23 Doch op het laatste huns koninkrijks, als het de afvalligen op het hoogste gebracht zullen hebben, zo zal er een koning staan, stijf van aangezicht, en raadselen verstaande;
“Katika sehemu ya mwisho ya utawala wao, wakati waasi watakapokuwa waovu kabisa, atainuka mfalme mwenye uso mkali, aliye stadi wa hila.
24 En zijn kracht zal sterk worden, doch niet door zijn kracht; en hij zal het wonderlijk verderven, en zal geluk hebben, en zal het doen; en hij zal de sterken, mitsgaders het heilige volk verderven;
Atakuwa na nguvu nyingi, lakini si kwa uwezo wake mwenyewe. Atasababisha uharibifu wa kutisha, na atafanikiwa kwa chochote anachofanya. Atawaangamiza watu maarufu na watu watakatifu.
25 En door zijn kloekheid zo zal hij de bedriegerij doen gedijen in zijn hand; en hij zal zich in zijn hart verheffen; en in stille rust zal hij er velen verderven, en zal staan tegen den Vorst der vorsten, doch hij zal zonder hand verbroken worden.
Atasababisha udanganyifu ustawi, naye atajihesabu mwenyewe kuwa bora. Wakati wajisikiapo kuwa wako salama, atawaangamiza wengi, na kushindana na Mkuu wa wakuu.

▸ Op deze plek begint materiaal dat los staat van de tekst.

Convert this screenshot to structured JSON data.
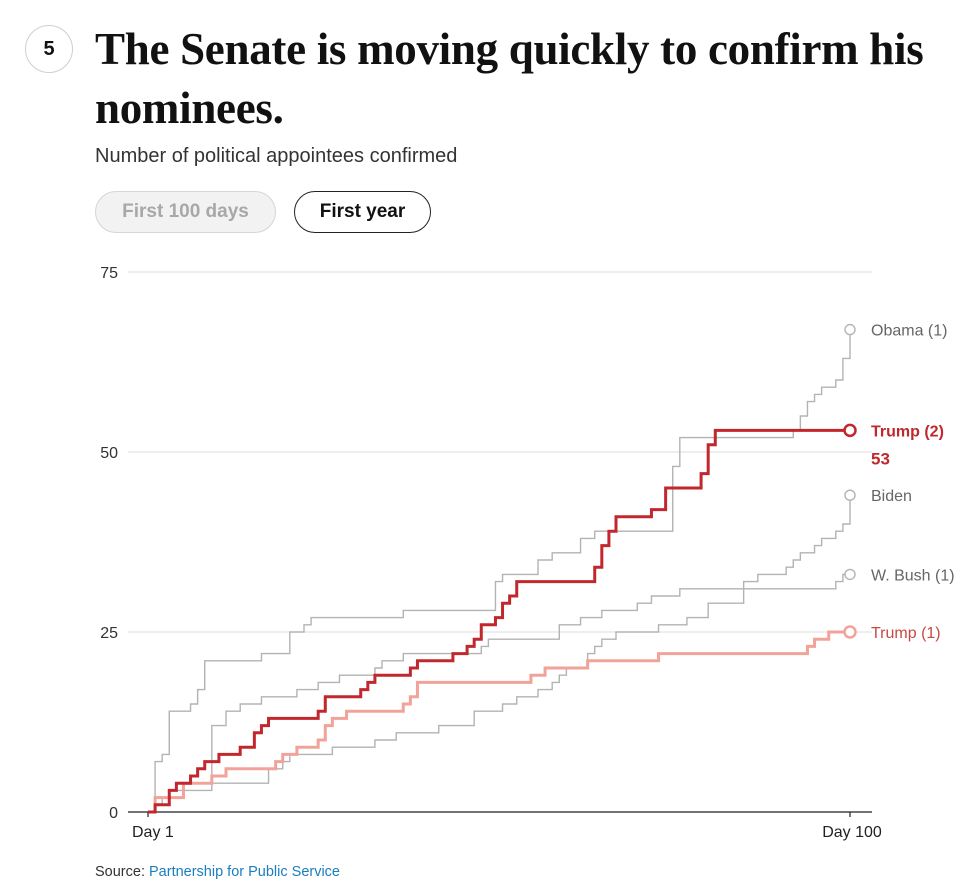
{
  "step_number": "5",
  "title": "The Senate is moving quickly to confirm his nominees.",
  "subtitle": "Number of political appointees confirmed",
  "toggles": [
    {
      "label": "First 100 days",
      "active": false
    },
    {
      "label": "First year",
      "active": true
    }
  ],
  "source": {
    "prefix": "Source: ",
    "link_text": "Partnership for Public Service"
  },
  "chart_data": {
    "type": "line",
    "step": true,
    "xlim": [
      1,
      100
    ],
    "ylim": [
      0,
      75
    ],
    "x_tick_labels": [
      {
        "x": 1,
        "label": "Day 1"
      },
      {
        "x": 100,
        "label": "Day 100"
      }
    ],
    "y_ticks": [
      0,
      25,
      50,
      75
    ],
    "grid": true,
    "highlight_value": "53",
    "series": [
      {
        "name": "Obama (1)",
        "color": "#b3b3b3",
        "label_color": "#666666",
        "emphasis": false,
        "points": [
          [
            1,
            0
          ],
          [
            2,
            7
          ],
          [
            3,
            8
          ],
          [
            4,
            14
          ],
          [
            7,
            15
          ],
          [
            8,
            17
          ],
          [
            9,
            21
          ],
          [
            17,
            22
          ],
          [
            21,
            25
          ],
          [
            23,
            26
          ],
          [
            24,
            27
          ],
          [
            37,
            28
          ],
          [
            50,
            30
          ],
          [
            50,
            32
          ],
          [
            51,
            33
          ],
          [
            56,
            35
          ],
          [
            58,
            36
          ],
          [
            62,
            38
          ],
          [
            64,
            39
          ],
          [
            75,
            48
          ],
          [
            76,
            52
          ],
          [
            92,
            53
          ],
          [
            93,
            55
          ],
          [
            94,
            57
          ],
          [
            95,
            58
          ],
          [
            96,
            59
          ],
          [
            98,
            60
          ],
          [
            99,
            63
          ],
          [
            100,
            67
          ]
        ]
      },
      {
        "name": "Trump (2)",
        "color": "#c0282d",
        "label_color": "#c0282d",
        "emphasis": true,
        "points": [
          [
            1,
            0
          ],
          [
            2,
            1
          ],
          [
            4,
            3
          ],
          [
            5,
            4
          ],
          [
            7,
            5
          ],
          [
            8,
            6
          ],
          [
            9,
            7
          ],
          [
            11,
            8
          ],
          [
            14,
            9
          ],
          [
            16,
            11
          ],
          [
            17,
            12
          ],
          [
            18,
            13
          ],
          [
            25,
            14
          ],
          [
            26,
            16
          ],
          [
            31,
            17
          ],
          [
            32,
            18
          ],
          [
            33,
            19
          ],
          [
            38,
            20
          ],
          [
            39,
            21
          ],
          [
            44,
            22
          ],
          [
            46,
            23
          ],
          [
            47,
            24
          ],
          [
            48,
            26
          ],
          [
            50,
            27
          ],
          [
            51,
            29
          ],
          [
            52,
            30
          ],
          [
            53,
            32
          ],
          [
            64,
            34
          ],
          [
            65,
            37
          ],
          [
            66,
            39
          ],
          [
            67,
            41
          ],
          [
            72,
            42
          ],
          [
            74,
            45
          ],
          [
            79,
            47
          ],
          [
            80,
            51
          ],
          [
            81,
            53
          ],
          [
            100,
            53
          ]
        ]
      },
      {
        "name": "Biden",
        "color": "#b3b3b3",
        "label_color": "#666666",
        "emphasis": false,
        "points": [
          [
            1,
            0
          ],
          [
            2,
            1
          ],
          [
            4,
            2
          ],
          [
            6,
            3
          ],
          [
            10,
            4
          ],
          [
            18,
            6
          ],
          [
            20,
            7
          ],
          [
            21,
            8
          ],
          [
            27,
            9
          ],
          [
            33,
            10
          ],
          [
            36,
            11
          ],
          [
            42,
            12
          ],
          [
            47,
            14
          ],
          [
            51,
            15
          ],
          [
            53,
            16
          ],
          [
            56,
            17
          ],
          [
            58,
            18
          ],
          [
            59,
            19
          ],
          [
            60,
            20
          ],
          [
            63,
            22
          ],
          [
            64,
            23
          ],
          [
            65,
            24
          ],
          [
            67,
            25
          ],
          [
            73,
            26
          ],
          [
            77,
            27
          ],
          [
            80,
            29
          ],
          [
            85,
            32
          ],
          [
            87,
            33
          ],
          [
            91,
            34
          ],
          [
            92,
            35
          ],
          [
            93,
            36
          ],
          [
            95,
            37
          ],
          [
            96,
            38
          ],
          [
            98,
            39
          ],
          [
            99,
            40
          ],
          [
            100,
            44
          ]
        ]
      },
      {
        "name": "W. Bush (1)",
        "color": "#b3b3b3",
        "label_color": "#666666",
        "emphasis": false,
        "points": [
          [
            1,
            0
          ],
          [
            2,
            1
          ],
          [
            3,
            2
          ],
          [
            4,
            3
          ],
          [
            6,
            4
          ],
          [
            10,
            12
          ],
          [
            12,
            14
          ],
          [
            14,
            15
          ],
          [
            17,
            16
          ],
          [
            22,
            17
          ],
          [
            25,
            18
          ],
          [
            28,
            19
          ],
          [
            33,
            20
          ],
          [
            34,
            21
          ],
          [
            37,
            22
          ],
          [
            48,
            23
          ],
          [
            49,
            24
          ],
          [
            59,
            26
          ],
          [
            62,
            27
          ],
          [
            65,
            28
          ],
          [
            70,
            29
          ],
          [
            72,
            30
          ],
          [
            76,
            31
          ],
          [
            98,
            32
          ],
          [
            99,
            33
          ],
          [
            100,
            33
          ]
        ]
      },
      {
        "name": "Trump (1)",
        "color": "#f1a39a",
        "label_color": "#c64a44",
        "emphasis": false,
        "points": [
          [
            1,
            0
          ],
          [
            2,
            2
          ],
          [
            6,
            4
          ],
          [
            10,
            5
          ],
          [
            12,
            6
          ],
          [
            19,
            7
          ],
          [
            20,
            8
          ],
          [
            22,
            9
          ],
          [
            25,
            10
          ],
          [
            26,
            12
          ],
          [
            27,
            13
          ],
          [
            29,
            14
          ],
          [
            37,
            15
          ],
          [
            38,
            16
          ],
          [
            39,
            18
          ],
          [
            55,
            19
          ],
          [
            57,
            20
          ],
          [
            63,
            21
          ],
          [
            73,
            22
          ],
          [
            94,
            23
          ],
          [
            95,
            24
          ],
          [
            97,
            25
          ],
          [
            100,
            25
          ]
        ]
      }
    ]
  }
}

Lakini ataangamizwa, isipokuwa si kwa uwezo wa mwanadamu.
26 Het gezicht nu van avond en morgen, dat er gezegd is, is de waarheid; en gij, sluit dit gezicht toe, want er zijn nog vele dagen toe.
“Maono kuhusu jioni na asubuhi ambayo umepewa ni kweli, lakini yatie muhuri maono haya, kwa maana yanahusu wakati mrefu ujao.”
27 Toen werd ik, Daniel, zwak, en was enige dagen krank; daarna stond ik op, en deed des konings werk; en ik was ontzet over dit gezicht; maar niemand merkte het.
Mimi Danieli nilikuwa nimechoka sana, na nikalala nikiwa mgonjwa kwa siku kadhaa. Ndipo nikaamka, nikaenda kwenye shughuli za mfalme. Nilifadhaishwa na maono hayo, nami sikuweza kuyaelewa.